Now that is a great idea and should be more widely publicised.


----------



## P.H (28 Oct 2009)

gwhite said:


> Now that is a great idea and should be more widely publicised.



It was a great idea, it's the way I have my Hewitt set up.
Unfortunatly Campagnolo changed the levers in 2007 making it no longer an option. Paul Hewitt stocked up, but even those have run out, he's now offering either Shimano STI or bar ends.


----------



## Greenbank (28 Oct 2009)

P.H said:


> making it no longer an option.



JTek Shiftmate: http://jtekengineering.com/shiftmate.htm


----------



## gwhite (29 Oct 2009)

P.H said:



> It was a great idea, it's the way I have my Hewitt set up.
> Unfortunatly Campagnolo changed the levers in 2007 making it no longer an option. Paul Hewitt stocked up, but even those have run out, he's now offering either Shimano STI or bar ends.
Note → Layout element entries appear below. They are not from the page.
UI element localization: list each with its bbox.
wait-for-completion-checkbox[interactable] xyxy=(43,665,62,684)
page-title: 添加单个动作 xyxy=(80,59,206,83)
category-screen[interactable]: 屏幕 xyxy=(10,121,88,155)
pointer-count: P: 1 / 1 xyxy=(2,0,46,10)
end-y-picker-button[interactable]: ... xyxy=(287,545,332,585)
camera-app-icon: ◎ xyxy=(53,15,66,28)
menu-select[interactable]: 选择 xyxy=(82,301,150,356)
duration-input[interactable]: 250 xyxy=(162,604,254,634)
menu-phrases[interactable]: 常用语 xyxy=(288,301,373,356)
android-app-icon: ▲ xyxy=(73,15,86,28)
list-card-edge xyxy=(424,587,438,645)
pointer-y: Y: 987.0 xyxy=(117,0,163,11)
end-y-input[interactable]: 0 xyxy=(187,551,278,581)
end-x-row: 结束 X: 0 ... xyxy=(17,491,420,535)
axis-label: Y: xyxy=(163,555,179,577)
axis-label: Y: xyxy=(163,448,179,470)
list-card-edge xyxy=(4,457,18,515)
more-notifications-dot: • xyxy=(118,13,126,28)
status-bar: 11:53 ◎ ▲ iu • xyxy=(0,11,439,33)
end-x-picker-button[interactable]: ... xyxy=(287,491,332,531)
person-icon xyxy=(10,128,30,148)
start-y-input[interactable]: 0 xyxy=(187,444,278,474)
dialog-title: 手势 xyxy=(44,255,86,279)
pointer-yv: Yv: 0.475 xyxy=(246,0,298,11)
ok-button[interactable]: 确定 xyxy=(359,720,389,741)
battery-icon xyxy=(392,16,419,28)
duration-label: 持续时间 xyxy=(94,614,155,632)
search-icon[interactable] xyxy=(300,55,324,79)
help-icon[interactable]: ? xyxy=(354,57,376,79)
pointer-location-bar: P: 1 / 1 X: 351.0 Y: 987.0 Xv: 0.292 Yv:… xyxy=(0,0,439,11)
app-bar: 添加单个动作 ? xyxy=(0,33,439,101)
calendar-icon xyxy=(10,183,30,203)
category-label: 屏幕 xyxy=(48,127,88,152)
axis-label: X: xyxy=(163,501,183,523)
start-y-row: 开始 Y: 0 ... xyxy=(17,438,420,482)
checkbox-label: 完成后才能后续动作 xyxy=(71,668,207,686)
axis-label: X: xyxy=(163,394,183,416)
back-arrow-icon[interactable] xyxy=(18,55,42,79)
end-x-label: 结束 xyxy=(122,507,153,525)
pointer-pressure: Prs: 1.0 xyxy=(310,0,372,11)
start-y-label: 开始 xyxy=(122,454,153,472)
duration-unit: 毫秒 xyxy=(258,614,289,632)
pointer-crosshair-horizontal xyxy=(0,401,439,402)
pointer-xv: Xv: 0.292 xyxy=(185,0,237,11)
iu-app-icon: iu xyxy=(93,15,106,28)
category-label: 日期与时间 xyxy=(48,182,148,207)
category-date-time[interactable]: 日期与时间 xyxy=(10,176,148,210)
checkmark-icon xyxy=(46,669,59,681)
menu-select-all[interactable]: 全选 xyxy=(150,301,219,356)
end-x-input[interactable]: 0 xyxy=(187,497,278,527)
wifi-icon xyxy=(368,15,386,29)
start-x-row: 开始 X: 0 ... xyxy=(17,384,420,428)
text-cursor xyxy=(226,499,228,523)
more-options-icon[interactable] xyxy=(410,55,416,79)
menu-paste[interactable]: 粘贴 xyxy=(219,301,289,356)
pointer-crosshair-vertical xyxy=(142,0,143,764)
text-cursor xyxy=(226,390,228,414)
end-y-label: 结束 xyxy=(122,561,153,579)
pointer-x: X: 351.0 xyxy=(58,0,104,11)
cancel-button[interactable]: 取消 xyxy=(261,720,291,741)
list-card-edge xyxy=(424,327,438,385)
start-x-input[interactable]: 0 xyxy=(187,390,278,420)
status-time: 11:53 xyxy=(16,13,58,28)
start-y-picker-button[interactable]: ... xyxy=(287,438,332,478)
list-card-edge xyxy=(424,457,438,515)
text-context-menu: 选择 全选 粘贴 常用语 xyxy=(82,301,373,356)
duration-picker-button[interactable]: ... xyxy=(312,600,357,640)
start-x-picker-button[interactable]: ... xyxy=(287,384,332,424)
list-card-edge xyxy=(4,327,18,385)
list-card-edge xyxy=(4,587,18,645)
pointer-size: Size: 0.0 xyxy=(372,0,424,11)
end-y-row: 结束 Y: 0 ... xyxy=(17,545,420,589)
I've never been able to understand why Campag dropped the friction FD and followed the pack into indexed FD's. They are difficult to set-up, especially on road triples, and continually go out of adjustment. In addition there usually problems with rubbing on the front cage when using the whole range of gears. All of the above easily avoided when using the friction shift.
On my road triple I was fortunate to find an old model XT FD which allowed me to bring the cable into the clamp on the other side thereby adjusting the cable pull to suit (courtesy of Chris Juden).


----------